The best test is simple: if you removed the largest refactor from the history window, would the edge still exist? If yes, trust it more. If no, it was probably migration noise wearing a coupling costume.
FAQ
How do you tell whether co-change analysis git is real coupling or refactor noise?
Look for repetition outside the refactor window. Real coupling shows up as repeated semantic co-edits across multiple commits, not just a single dense migration event. If the edge disappears when you exclude rename-heavy or formatter-only commits, it was probably noise.
What should you filter out before trusting co-change pairs in a monorepo?
Start with pure refactors, rename/move noise, formatter-only commits, generated file churn, and broad dependency bumps. Those are the usual sources of false edges. Then normalize by churn so one large commit does not dominate the score.
Can co-change analysis be used for ownership and blast radius in a large repo?

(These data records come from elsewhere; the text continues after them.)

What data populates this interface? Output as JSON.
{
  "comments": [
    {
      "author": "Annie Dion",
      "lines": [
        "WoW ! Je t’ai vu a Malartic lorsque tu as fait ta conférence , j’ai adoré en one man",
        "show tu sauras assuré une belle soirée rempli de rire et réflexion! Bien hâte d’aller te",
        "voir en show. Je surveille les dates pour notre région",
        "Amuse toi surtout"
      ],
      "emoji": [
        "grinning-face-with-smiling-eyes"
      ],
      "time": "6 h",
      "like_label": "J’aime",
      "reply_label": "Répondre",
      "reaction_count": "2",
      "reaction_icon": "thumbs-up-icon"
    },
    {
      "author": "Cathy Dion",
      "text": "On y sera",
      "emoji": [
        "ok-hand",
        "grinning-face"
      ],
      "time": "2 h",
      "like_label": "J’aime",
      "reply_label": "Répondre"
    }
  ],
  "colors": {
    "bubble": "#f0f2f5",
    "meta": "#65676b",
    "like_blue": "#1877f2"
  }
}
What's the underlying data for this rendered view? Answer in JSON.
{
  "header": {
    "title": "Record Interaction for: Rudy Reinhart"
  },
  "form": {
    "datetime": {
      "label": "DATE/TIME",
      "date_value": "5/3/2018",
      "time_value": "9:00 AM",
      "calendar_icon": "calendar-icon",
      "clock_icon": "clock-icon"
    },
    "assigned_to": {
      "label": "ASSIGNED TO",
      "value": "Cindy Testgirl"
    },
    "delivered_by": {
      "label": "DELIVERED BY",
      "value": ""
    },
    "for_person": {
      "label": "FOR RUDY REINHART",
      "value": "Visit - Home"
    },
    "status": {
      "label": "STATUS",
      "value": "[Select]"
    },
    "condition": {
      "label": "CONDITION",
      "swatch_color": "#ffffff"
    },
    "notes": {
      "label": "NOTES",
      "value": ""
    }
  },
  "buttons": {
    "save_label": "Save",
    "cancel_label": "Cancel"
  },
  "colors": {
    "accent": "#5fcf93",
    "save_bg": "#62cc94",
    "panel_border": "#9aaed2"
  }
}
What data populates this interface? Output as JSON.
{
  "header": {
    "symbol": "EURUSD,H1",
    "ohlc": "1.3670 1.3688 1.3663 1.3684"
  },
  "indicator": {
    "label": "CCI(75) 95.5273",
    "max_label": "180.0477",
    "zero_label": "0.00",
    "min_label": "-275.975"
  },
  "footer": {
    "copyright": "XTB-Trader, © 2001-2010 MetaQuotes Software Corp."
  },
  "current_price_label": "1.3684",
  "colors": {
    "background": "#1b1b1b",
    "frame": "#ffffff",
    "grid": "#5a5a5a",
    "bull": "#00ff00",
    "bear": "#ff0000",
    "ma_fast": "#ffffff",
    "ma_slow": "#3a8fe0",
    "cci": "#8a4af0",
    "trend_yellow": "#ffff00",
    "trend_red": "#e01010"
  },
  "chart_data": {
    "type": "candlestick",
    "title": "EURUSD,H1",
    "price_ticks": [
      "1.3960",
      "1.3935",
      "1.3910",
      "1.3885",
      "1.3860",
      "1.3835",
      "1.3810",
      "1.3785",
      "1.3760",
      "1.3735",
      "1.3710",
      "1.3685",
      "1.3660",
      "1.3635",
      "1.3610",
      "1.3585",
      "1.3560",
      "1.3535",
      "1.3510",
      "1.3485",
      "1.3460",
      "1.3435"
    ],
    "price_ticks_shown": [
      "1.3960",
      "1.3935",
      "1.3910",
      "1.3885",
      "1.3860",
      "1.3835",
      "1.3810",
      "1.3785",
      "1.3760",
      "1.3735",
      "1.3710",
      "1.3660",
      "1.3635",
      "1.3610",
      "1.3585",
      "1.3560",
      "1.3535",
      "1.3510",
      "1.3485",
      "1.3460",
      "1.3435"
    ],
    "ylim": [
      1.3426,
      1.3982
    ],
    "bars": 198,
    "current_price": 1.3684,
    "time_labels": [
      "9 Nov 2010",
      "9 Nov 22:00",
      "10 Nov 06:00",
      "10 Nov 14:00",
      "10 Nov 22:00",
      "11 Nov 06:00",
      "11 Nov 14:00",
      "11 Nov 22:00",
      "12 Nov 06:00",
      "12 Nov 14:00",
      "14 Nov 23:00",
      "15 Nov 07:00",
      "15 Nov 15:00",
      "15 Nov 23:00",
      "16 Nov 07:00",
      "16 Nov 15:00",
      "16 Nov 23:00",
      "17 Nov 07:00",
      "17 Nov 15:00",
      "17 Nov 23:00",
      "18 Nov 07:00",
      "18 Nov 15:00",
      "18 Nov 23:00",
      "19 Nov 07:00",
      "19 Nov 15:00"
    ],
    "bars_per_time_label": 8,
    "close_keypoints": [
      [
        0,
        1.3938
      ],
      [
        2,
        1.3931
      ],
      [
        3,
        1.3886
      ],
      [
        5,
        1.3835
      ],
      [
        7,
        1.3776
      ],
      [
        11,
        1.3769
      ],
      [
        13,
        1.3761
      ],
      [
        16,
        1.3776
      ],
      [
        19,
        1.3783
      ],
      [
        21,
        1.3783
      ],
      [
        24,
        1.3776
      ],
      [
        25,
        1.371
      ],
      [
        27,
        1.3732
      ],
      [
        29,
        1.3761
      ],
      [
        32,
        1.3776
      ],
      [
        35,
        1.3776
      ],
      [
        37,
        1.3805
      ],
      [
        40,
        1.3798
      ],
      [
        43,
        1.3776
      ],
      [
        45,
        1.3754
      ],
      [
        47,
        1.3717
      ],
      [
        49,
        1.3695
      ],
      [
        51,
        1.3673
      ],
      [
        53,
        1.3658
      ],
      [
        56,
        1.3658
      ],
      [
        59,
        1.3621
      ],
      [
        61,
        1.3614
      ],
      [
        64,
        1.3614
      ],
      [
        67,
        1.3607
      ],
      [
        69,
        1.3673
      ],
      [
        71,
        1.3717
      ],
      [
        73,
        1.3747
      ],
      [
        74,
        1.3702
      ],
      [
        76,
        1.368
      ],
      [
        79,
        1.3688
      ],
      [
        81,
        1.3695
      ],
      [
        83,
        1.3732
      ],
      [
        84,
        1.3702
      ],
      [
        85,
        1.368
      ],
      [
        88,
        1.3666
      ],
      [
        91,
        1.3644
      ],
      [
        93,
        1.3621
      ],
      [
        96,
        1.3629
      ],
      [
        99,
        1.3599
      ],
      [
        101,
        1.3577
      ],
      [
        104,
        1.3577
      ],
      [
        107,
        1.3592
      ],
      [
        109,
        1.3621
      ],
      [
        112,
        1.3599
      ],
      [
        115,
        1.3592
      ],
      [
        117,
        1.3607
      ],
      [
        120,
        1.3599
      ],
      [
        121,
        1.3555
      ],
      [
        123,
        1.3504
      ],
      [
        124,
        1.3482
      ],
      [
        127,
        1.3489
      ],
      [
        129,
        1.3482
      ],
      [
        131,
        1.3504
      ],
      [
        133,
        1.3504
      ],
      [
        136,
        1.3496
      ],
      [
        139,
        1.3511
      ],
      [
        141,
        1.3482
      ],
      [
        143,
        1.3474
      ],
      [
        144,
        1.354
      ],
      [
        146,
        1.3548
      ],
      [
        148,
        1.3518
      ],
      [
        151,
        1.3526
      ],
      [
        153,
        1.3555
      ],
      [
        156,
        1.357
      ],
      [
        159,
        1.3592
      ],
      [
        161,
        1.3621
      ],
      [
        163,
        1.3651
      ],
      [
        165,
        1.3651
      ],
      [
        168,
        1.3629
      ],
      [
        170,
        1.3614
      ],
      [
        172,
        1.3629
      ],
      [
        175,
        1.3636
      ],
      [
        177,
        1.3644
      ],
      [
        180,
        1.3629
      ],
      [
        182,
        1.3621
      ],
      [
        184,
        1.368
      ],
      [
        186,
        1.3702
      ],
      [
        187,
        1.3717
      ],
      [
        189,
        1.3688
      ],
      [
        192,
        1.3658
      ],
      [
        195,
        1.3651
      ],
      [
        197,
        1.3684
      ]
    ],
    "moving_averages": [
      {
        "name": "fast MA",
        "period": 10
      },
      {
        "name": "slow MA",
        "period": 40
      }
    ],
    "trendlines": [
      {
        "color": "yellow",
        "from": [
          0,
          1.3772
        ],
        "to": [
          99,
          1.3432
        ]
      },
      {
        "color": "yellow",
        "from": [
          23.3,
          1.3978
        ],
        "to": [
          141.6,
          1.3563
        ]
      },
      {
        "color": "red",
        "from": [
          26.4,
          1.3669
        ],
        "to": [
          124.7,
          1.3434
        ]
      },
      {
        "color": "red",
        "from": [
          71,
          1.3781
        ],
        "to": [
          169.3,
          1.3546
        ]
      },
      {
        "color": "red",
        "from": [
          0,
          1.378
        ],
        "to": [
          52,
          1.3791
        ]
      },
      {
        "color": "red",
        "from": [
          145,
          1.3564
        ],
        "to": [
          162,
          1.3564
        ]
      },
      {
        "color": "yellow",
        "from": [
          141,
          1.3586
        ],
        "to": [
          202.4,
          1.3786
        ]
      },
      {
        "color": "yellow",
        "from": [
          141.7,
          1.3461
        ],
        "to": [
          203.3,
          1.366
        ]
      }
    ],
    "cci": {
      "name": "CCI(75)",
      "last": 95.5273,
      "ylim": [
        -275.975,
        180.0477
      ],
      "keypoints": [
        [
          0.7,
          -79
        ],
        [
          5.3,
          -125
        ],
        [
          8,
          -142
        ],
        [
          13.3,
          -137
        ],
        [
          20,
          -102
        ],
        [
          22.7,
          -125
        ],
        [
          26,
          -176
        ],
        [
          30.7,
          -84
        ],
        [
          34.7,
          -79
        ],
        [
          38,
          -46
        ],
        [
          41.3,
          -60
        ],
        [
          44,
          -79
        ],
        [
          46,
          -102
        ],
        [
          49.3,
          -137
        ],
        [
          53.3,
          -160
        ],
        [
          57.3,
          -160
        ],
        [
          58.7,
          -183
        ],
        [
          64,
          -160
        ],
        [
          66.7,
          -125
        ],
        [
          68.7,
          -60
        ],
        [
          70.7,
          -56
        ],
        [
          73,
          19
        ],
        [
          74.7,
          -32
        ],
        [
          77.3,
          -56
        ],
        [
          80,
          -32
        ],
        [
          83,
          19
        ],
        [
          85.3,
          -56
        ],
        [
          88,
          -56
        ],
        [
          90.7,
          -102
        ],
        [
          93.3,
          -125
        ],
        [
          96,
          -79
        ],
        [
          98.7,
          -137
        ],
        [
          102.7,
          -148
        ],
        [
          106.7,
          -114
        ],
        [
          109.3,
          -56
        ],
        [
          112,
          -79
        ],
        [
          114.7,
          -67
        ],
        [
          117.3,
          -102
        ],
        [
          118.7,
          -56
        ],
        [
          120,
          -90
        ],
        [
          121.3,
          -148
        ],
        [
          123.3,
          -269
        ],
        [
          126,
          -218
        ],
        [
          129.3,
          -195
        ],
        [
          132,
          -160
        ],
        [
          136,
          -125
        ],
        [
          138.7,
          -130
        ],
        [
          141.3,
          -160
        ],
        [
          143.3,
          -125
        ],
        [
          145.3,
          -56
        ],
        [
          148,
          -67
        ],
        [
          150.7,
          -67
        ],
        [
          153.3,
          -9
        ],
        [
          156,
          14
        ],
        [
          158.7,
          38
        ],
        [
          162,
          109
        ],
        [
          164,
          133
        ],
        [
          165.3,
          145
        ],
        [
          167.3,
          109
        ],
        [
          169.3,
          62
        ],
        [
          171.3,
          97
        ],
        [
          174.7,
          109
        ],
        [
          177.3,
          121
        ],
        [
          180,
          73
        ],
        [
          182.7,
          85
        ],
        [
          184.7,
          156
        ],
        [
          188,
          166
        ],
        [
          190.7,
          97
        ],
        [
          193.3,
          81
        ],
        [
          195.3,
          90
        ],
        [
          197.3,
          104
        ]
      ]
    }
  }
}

Yes, but only after guardrails. It works well when you use it as one input among several, especially for repeated semantic edits and stable module boundaries. Used raw, it will misassign owners and overstate blast radius after a monorepo refactor.
When does git co-change analysis stop being useful?
It stops being useful when the history window is dominated by migration artifacts, generated churn, or broad mechanical sweeps. At that point the graph tells you more about how the repo was reorganized than how the code is coupled. The signal comes back once you filter or normalize for churn.
How do you tell whether co-change pairs are trustworthy enough for planning?
Ask whether the pair survives three checks: it appears in more than one non-refactor commit, the changes are semantically related, and the edge remains after you remove rename-only and mechanical commits. If all three are true, it is probably safe to use for planning, reviewer routing, or blast-radius estimates.